Cocker reports that at one time the number of twitchers present in the Norfolk wood numbered 2,000. But the bird was elusive. It kept darting off with flocks of native tits and goldcrests. Cocker observed that twitchers crowding into the narrow path for a look caused the scene to resemble a football field more than a natural reserve. Many who had traveled hundreds of miles to the scene went hours without a glimpse of the nuthatch.
"Twitching is a largely harmless and often enjoyable pursuit," Cocker observed, "but the presence of so many people can damage the habitat, sometimes antagonizing landowners and earning twitching a bad name." He recalled a famous incident at Reading in which "bird-mad intruders" were held at bay by an irate farmer with a weapon that fired an enormous jet of liquid manure.
Yet another clipping, also from a British newspaper, reports an incident in which twitchers were frustrated by what might be called an act of nature.
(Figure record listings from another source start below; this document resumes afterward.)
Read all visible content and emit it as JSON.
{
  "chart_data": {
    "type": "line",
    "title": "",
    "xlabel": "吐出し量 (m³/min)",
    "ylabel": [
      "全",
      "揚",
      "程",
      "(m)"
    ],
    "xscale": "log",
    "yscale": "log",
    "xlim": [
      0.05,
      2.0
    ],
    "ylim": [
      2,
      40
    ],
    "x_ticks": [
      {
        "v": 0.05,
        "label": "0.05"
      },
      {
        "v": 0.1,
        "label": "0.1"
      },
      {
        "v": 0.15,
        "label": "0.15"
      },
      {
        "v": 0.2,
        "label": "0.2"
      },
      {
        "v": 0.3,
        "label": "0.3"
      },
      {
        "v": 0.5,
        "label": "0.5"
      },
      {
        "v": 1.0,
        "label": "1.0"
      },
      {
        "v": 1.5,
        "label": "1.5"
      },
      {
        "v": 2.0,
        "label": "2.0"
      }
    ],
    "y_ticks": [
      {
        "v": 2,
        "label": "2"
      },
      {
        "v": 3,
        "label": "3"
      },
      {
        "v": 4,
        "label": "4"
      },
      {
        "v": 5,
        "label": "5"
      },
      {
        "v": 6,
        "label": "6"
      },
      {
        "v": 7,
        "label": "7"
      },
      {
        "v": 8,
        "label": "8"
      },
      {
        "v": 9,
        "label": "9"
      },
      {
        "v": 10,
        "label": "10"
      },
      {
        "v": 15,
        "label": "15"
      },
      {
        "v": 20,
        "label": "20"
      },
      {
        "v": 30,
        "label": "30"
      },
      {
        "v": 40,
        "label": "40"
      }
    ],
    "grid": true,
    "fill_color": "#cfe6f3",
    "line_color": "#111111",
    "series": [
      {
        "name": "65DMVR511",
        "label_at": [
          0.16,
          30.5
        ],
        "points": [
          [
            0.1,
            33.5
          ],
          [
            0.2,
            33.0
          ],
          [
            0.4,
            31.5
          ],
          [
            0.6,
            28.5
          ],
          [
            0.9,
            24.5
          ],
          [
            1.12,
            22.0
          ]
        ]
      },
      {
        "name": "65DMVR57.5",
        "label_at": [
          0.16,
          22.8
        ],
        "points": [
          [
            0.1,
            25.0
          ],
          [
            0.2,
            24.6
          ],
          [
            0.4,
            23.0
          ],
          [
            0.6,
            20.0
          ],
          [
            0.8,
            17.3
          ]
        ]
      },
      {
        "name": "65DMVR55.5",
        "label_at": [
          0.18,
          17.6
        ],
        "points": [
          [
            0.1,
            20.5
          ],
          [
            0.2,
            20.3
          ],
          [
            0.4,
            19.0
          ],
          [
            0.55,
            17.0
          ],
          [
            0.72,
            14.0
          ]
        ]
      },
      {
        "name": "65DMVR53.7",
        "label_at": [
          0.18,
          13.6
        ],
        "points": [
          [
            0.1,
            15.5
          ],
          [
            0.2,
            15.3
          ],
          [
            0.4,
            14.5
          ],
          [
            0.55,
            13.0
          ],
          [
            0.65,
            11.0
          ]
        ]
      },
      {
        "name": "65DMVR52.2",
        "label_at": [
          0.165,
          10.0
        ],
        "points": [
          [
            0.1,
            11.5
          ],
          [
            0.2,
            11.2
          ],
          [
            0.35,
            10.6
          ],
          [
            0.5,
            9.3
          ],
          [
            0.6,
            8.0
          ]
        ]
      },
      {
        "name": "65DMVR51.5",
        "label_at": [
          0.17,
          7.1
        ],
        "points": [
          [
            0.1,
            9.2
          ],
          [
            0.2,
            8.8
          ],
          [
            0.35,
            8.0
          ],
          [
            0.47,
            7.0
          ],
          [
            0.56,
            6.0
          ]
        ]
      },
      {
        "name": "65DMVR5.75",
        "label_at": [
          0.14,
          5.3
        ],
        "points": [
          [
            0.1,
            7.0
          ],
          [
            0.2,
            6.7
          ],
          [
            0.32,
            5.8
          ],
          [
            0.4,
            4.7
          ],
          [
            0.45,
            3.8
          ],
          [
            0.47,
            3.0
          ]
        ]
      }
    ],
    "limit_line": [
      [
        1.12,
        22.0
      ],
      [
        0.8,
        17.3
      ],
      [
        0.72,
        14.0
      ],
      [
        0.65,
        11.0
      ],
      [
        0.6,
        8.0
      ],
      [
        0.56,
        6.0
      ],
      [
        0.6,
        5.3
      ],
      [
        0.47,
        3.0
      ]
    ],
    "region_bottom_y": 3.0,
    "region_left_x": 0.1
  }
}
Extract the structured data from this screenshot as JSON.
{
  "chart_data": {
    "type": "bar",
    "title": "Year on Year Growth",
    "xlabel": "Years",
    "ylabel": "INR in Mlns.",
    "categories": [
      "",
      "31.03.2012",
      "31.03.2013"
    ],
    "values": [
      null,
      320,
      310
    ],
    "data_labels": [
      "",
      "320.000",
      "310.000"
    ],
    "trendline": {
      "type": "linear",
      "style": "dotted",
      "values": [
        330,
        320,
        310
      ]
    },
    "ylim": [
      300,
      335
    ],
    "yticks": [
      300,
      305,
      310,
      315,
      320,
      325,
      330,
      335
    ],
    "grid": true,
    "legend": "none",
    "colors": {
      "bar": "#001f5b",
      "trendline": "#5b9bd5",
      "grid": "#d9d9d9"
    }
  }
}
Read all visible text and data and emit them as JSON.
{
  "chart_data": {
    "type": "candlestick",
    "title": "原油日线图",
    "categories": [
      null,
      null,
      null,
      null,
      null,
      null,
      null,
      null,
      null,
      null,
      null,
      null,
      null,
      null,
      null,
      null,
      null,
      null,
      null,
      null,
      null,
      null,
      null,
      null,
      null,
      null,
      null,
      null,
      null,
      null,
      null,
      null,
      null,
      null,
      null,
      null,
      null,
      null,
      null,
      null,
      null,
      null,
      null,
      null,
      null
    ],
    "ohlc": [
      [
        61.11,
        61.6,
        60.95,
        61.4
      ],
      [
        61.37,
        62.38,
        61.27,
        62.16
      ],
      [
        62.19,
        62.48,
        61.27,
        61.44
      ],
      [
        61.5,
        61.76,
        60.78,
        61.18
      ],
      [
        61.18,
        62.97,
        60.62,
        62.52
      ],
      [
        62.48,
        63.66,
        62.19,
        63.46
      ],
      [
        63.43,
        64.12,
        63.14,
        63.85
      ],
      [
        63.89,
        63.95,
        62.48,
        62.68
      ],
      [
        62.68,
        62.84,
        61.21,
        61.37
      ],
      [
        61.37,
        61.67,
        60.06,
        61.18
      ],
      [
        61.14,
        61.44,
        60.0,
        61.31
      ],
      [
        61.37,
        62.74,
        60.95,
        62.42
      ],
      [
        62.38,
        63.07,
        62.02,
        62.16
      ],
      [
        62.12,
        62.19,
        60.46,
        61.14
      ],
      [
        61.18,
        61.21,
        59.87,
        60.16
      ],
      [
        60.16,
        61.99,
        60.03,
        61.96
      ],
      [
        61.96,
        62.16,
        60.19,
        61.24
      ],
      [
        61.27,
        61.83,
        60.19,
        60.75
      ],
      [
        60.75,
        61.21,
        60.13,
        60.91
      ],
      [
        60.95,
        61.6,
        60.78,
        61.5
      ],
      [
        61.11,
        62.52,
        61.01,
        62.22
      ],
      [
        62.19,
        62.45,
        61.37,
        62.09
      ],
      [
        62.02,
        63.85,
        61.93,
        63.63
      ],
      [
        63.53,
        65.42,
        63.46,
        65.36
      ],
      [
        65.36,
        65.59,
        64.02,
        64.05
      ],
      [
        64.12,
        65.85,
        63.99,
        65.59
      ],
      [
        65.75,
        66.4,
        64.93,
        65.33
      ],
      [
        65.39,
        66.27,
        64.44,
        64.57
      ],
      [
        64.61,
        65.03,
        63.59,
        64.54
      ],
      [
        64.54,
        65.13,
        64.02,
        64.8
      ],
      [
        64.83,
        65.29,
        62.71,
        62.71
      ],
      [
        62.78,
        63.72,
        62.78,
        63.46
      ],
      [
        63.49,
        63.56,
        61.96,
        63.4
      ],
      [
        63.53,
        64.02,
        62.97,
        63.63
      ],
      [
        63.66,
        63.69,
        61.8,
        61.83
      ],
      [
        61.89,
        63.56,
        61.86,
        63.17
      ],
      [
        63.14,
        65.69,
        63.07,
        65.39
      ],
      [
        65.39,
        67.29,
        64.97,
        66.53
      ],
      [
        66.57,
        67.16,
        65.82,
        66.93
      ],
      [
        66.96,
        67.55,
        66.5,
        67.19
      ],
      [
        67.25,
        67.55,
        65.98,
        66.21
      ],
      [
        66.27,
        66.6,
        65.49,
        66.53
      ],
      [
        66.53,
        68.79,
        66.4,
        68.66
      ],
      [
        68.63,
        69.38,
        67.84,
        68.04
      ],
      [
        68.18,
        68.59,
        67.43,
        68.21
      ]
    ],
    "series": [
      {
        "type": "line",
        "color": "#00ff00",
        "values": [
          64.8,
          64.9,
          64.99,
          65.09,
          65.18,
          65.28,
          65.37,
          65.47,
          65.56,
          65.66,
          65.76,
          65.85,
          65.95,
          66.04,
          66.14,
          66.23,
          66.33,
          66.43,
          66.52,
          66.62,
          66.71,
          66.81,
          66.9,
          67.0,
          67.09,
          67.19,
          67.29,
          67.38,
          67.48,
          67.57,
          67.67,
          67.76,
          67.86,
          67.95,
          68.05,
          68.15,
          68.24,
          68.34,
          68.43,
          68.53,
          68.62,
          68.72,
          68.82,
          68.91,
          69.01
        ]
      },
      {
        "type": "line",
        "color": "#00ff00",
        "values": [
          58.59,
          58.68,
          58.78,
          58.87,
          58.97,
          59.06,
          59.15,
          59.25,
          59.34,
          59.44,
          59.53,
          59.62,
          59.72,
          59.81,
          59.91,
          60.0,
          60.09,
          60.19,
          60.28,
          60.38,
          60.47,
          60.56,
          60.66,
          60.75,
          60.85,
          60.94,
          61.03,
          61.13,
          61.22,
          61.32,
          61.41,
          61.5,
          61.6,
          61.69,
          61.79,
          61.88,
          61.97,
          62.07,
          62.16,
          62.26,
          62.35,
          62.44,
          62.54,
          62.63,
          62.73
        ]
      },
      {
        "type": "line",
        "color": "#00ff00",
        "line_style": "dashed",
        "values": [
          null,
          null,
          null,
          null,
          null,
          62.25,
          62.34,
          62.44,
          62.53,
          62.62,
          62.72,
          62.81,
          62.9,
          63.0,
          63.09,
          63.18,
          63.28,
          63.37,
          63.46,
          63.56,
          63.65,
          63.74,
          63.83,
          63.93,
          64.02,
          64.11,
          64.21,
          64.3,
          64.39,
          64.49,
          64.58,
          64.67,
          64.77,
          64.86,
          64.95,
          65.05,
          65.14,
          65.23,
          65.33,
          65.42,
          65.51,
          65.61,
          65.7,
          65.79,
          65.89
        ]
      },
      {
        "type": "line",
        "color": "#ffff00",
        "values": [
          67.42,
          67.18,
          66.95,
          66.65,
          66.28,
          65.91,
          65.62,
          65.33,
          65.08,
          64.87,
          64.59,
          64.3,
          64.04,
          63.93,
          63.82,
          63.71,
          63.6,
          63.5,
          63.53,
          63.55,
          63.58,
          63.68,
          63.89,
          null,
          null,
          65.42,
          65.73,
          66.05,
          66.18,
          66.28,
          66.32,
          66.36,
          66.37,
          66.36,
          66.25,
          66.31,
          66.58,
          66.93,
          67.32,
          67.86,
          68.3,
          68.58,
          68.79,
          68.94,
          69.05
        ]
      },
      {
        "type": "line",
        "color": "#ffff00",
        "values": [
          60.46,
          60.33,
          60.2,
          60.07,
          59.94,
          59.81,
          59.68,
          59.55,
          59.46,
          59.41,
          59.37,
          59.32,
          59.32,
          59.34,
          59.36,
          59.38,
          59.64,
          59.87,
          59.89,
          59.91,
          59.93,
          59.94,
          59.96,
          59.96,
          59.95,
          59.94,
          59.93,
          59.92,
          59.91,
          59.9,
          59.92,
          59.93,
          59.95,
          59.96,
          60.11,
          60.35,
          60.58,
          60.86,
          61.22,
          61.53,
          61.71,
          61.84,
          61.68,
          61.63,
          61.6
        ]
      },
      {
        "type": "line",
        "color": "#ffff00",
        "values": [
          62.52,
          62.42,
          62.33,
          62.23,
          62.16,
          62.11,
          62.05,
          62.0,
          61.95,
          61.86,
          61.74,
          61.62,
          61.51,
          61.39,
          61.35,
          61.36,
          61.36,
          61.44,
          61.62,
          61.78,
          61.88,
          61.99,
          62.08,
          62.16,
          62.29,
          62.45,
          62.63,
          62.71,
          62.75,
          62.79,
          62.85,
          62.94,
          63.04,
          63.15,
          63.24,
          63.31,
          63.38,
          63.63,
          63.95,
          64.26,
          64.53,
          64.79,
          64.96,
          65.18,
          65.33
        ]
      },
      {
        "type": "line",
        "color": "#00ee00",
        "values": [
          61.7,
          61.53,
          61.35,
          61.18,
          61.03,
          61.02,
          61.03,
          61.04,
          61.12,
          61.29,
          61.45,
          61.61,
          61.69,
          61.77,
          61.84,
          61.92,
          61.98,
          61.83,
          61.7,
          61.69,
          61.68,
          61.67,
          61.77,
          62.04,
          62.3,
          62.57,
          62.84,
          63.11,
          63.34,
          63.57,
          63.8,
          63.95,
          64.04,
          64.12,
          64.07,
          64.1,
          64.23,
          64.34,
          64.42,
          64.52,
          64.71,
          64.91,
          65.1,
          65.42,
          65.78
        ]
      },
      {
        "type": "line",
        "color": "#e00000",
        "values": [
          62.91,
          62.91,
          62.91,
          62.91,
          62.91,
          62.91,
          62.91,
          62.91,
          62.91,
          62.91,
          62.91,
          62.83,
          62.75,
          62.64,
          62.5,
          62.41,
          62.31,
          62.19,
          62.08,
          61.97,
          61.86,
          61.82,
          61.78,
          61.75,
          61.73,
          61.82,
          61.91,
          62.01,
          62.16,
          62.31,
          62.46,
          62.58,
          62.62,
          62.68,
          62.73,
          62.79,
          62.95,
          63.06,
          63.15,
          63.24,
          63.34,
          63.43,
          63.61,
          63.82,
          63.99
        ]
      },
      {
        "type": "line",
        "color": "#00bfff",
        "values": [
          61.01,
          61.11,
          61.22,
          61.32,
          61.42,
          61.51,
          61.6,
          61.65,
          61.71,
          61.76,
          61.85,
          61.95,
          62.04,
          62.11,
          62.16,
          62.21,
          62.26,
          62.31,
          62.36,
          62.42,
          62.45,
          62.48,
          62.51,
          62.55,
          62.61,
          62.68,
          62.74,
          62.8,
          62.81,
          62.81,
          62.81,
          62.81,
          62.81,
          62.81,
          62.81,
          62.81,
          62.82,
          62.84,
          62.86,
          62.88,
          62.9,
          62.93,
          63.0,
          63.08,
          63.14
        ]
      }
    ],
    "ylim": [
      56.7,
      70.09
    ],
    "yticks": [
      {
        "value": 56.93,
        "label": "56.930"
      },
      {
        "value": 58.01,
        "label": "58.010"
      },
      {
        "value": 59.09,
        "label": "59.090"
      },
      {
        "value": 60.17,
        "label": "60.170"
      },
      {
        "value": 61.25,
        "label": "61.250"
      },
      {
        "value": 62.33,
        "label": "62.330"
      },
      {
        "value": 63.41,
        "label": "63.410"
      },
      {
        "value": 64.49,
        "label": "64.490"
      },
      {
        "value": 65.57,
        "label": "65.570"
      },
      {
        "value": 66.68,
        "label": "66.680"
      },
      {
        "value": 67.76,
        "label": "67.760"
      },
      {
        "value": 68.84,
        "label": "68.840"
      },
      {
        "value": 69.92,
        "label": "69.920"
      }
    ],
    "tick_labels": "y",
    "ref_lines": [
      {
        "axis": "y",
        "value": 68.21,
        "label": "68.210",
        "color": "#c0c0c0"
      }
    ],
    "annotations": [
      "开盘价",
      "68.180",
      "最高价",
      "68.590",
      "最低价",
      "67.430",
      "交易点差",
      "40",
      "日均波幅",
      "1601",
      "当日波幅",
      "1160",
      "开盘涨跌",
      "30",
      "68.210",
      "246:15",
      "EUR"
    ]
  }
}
In this case 200 birders from all over England had converged on the Scilly Isles to see an extremely rare gray-cheeked thrush.
This bird, a native of North Africa, is much admired for its exquisite coloring and unusually melodious call. Hundreds of twitchers peered through binoculars, uttering exclamations of appreciation for its beauty as the bird flew into a campsite at St. Mary's Garrison. When the bird landed there, a cat named Muffin, which belonged to a woman identified only as Mrs. S. Barrows, leaped across a clearing, snatched the bird in its mouth and scampered back into the bush out of sight. This event, the article concluded, "brought the bird-watching session to a close."
One wonders if there was any bad blood between bird lovers and cat lovers over this incident and whether Mrs. S. Barrows was properly repentant.